Les processus qui mènent vers la paix ne connaissent pas tous les mêmes résultats. Accords de paix avortés ou inefficaces, réminiscences d’affrontements pendant des décennies ou encore médiations impossibles démontrent que certains chemins vers la paix conduisent à des impasses. Usage unilatéral de la force, absence d’accompagnement post-conflit, manque d’implication des sociétés civiles, ces erreurs appellent-elles la construction de nouvelles méthodes de résolution des conflits? A l’inverse, le multilatéralisme est-il toujours gage de succès et d’efficacité ? Entre erreurs et succès, comment fabrique-t-on la paix ?

  • Présentation du rapport annuel de leaders pour la paix

Le président de Leaders pour la Paix, Jean-Pierre Raffarin présentera le rapport annuel de son ONG.
 

 

Synthèse de la conférence

Introduction par Nicole Gnesotto, Professeure, Conservatoire national des arts et métiers (CNAM)
Modérateur : Marc Semo, Journaliste, Le Monde
Intervenants : Henri Bentégeat, ancien Chef d’état-major des Armées françaises ; Pierre Buyoya, ancien Président de la République du Burundi, Haut représentant de l’Union africaine pour le Mali et le Sahel ; Kabiné Komara, ancien Premier Ministre de Guinée ; Jean-Pierre Lacroix, Secrétaire général adjoint aux opérations de maintien de la paix, ONU ; Rémy Rioux, Directeur de l’Agence Française de Développement

Les chemins de la paix ont toujours été labyrinthiques et imparfaits, comme le souligne Nicole Gnesotto.
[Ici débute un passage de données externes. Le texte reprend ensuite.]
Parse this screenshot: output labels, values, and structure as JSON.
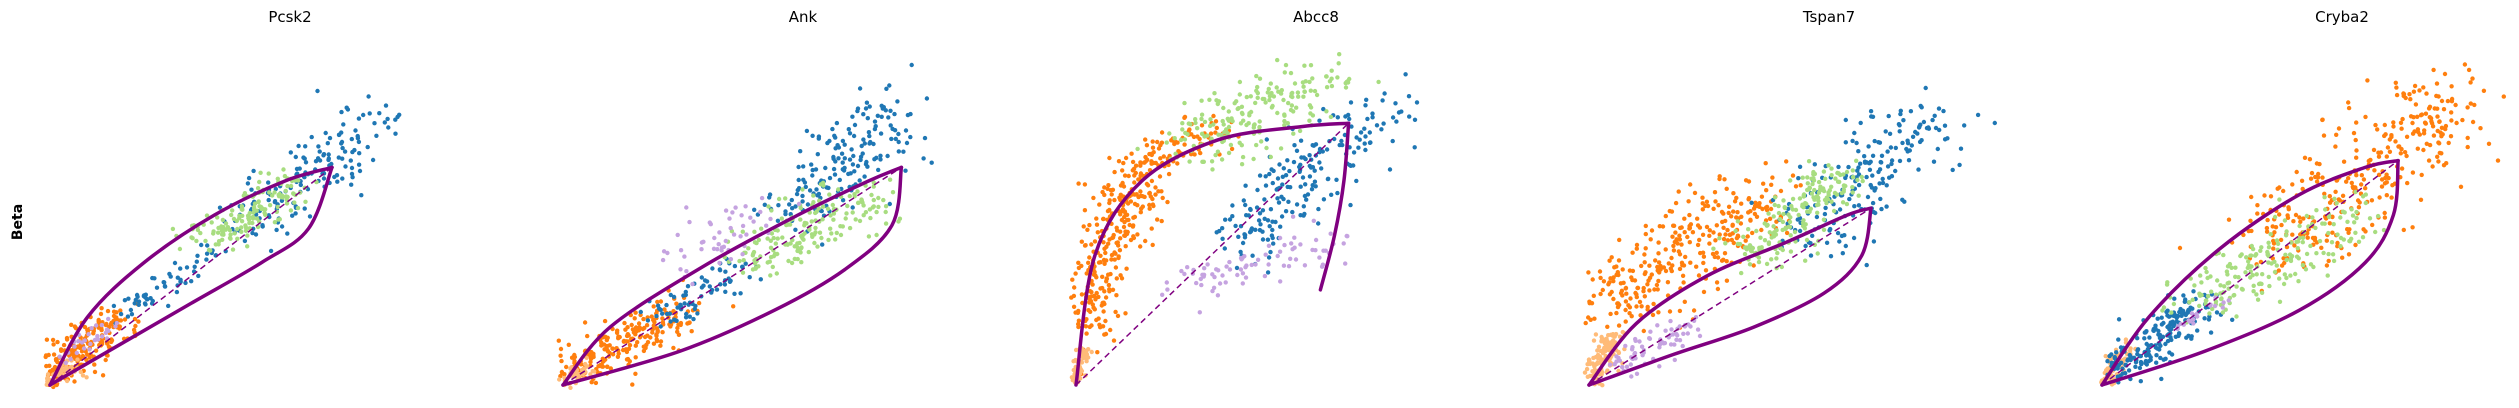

Les alliances nouées par les États pour assurer l’équilibre des forces sont par définition temporaires, tandis que les systèmes de sécurité collective se heurtent aux divergences d’intérêts des parties prenantes. 

Si, paradoxalement, le maintien de la paix, « ce rêve suspendu » de Kofi Annan, nécessite souvent une intervention militaire, cette dernière n’est pas une fin en soi et doit s’inscrire dans le cadre d’un processus d’intervention long et multi factoriel.


Une volonté politique de promouvoir la paix ?

Alors que la communauté internationale est divisée, il est de plus en plus difficile d’obtenir un mandat du Conseil de sécurité de l’ONU pour mener des opérations de maintien de la paix. Jean-Pierre Lacroix cite les exemples frappants de la Syrie et de la Lybie, laissées à leur sort faute de consensus sur la légitimité d’une intervention, au risque de déstabiliser le Moyen-Orient.

En outre, la mondialisation a complexifié le jeu des alliances : le partenaire économique d’un pays peut être aussi son ennemi stratégique, et les intérêts économiques qui primaient la veille peuvent être supplantés le lendemain par des intérêts politiques, bouleversant les équilibres établis. Pourtant, la paix doit être portée par une volonté politique, constate Jean-Pierre Lacroix, d’autant qu’il s’agit d’un processus long et coûteux, comme le souligne Nicole Gnesotto.

Au-delà de l’ONU, d’autres échelles d’intervention existent, comme cela peut être observé avec l’Union africaine. Cette dernière est née de la volonté des pays africains de promouvoir la sécurité collective de leur continent. Au regard du constat selon lequel les crises sont souvent générées par l’exclusion des minorités, elle a promu une « charte pour la démocratie, la bonne gouvernance et les droits de l’Homme ». L’Union africaine s’est également dotée d’outils de médiation et de prévention des crises, le Conseil de paix et de sécurité, chargé de la gestion des conflits au quotidien et le Conseil des sages, composé de personnalités chargées de missions de médiation à travers le continent. Elle participe aux opérations de maintien de la paix, comme au Mali, à l’instar de l’ONU, et veille ensuite à la consolidation de la paix.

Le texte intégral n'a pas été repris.